Sunday, October 5, 2008

My Morning Jacket--McCaw Hall, Seattle, Washington

Rewind my life a few hours before the show and picture this: I had a dinner of macaroni and cheese after a typical Sunday spent doing my laundry and going to Target. And like most I was dreading the workweek that lay ahead. Something routine and a little sad comes to mind when I think of a day like this. Now take this drab Sunday and insert My Morning Jacket.

I have often heard that My Morning Jacket live is an incredible experience. That combined with my obsession with Tennessee Fire, At Dawn, and It Still Moves was enough to send me to McCaw Hall in giddy, Santa’s coming, peeing-in-my-pants anticipation.

Watching My Morning Jacket was witnessing skilled craftsmen. With each song they would lay a solid foundation, build up, tweak things here and there until it was smooth and seamless, making you ready to settle in for the rest of your life, and then they would tear it down. Jim James twirled and hopped around the stage with such ease. His ethereal voice tethered to a possessed electric guitar. He could do no wrong with this reverent audience. Just before they struck the last chord of “Evelyn Is Not Real,” the entire band stopped playing and stood freakishly still for two minutes, leaving every audience member hanging on, either bewildered or screaming. The eerie turn soul-shredding “Dondante” and Kravitz-like “Highly Suspicious” are two tracks that absolutely came to life on stage.
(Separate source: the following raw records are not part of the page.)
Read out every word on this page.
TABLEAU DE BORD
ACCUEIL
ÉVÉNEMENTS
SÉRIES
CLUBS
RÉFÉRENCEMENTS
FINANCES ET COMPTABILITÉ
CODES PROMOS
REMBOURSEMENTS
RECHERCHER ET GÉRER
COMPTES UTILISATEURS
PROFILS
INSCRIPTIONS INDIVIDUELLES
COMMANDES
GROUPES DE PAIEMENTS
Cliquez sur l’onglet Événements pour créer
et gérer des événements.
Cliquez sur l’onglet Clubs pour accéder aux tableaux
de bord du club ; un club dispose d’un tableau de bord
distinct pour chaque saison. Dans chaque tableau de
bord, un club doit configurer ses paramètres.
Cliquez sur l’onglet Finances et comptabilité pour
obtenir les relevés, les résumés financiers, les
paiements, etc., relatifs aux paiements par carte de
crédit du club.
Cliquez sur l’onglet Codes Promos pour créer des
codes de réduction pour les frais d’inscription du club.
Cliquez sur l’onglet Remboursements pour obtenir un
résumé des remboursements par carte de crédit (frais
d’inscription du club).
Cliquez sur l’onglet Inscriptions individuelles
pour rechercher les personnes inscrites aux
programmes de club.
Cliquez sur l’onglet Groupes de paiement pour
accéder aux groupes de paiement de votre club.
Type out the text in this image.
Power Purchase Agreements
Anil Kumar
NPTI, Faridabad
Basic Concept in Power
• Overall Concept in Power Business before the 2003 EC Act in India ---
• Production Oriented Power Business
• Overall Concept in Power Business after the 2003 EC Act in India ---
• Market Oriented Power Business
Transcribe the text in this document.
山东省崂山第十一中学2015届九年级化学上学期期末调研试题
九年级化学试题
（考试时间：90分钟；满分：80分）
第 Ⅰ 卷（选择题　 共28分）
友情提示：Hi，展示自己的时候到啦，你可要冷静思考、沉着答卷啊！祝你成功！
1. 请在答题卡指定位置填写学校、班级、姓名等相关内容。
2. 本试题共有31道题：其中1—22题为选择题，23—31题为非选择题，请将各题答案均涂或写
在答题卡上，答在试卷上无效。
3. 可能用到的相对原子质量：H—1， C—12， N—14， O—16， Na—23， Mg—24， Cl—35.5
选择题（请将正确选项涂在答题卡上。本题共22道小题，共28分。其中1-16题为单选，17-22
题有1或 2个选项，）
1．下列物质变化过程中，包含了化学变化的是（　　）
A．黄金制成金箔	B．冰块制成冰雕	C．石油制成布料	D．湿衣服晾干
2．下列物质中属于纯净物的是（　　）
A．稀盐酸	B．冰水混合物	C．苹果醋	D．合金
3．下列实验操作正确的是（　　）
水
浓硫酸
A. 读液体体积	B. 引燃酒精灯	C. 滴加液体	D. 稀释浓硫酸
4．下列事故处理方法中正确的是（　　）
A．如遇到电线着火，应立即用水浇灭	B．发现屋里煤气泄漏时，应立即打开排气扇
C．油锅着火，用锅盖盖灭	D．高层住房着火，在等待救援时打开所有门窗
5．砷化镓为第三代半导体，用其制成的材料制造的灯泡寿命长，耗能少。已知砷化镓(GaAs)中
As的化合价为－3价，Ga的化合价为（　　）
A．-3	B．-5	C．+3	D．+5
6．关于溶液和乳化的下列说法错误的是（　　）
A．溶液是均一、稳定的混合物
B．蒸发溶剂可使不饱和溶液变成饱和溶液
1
My Morning Jacket somehow melds the modern and the classic. McCaw Hall may have not been the best place for them, however. I expected a great sound from a classical music hall, but perhaps sound engineers didn’t figure in “loud modern rock band” into their design. James’ voice did not project with the crisp clarity I had hoped. My only criticism of the band is that they did not jam enough. The dueling guitars at the end of “Lay Low”, although killer, was only modest in length and sounded just like the record. Why not milk it out a little more, boys?

There is something endearingly campy about My Morning Jacket. They don’t stray far from the stereotypical rock show, with dramatic lighting, fog machines and an animal-like drummer. That may sound like a bad thing, but it’s a time-tested, proven formula. It was the simple act of going to a show that has for me launched My Morning Jacket into another artistic stratosphere. I genuinely feel a little sorry for any bands that I see from now on.

I’m not doing them any justice. You have to be there. You have to buy a ticket and go to the show. There’s no short cut. You can’t load it up on YouTube and know how I felt being there. Every moment that passes now is a second farther from the show and it’s unsettling knowing that the memory is going to become less and less vivid. It’s childish, I know, but I don’t want to let that feeling go. Perhaps as the memory wanes, the myth will grow. Each one of us has that concert we hold as being somehow epiphanic. I’m not necessarily suggesting that My Morning Jacket will be that band for you. So this is more an ode to the power of the old rock’n’roll show and how indelible its mark can be.

--Audrey Wen


Matt said...

Great Review. And you are dead-on about "Highly Suspicious". While people tend to have a fuck/hate relationship with this song; I would only those naysayers to hold off on vag-gashing and until after they hear it live.

thegetupkid said...

Yeah, good review. I tried to write a little bit about my experience on my blog as well, but like you, couldn't do the band justice. My only complaint wasn't the sound, but the people at the show. Everyone stayed to their seats it seemed and barely moved. Finally people started moving up, and somehow I found myself directly in front of Jim James. That was an experience I will never forget!!!

audrey said...

I've noticed Seattle crowds at shows to be kind but cool. There's a lot of sitting down at shows. The show-going culture is much different than in Chicago. Less fanatical.

The Dong Machine said...

I've heard "Highly Suspicious" live, and I still think it's one of the worst songs...ever.

Alex said...

Ala, Seinfeld...Jimmy's new in town...Jimmy's got hops...Jimmy's down!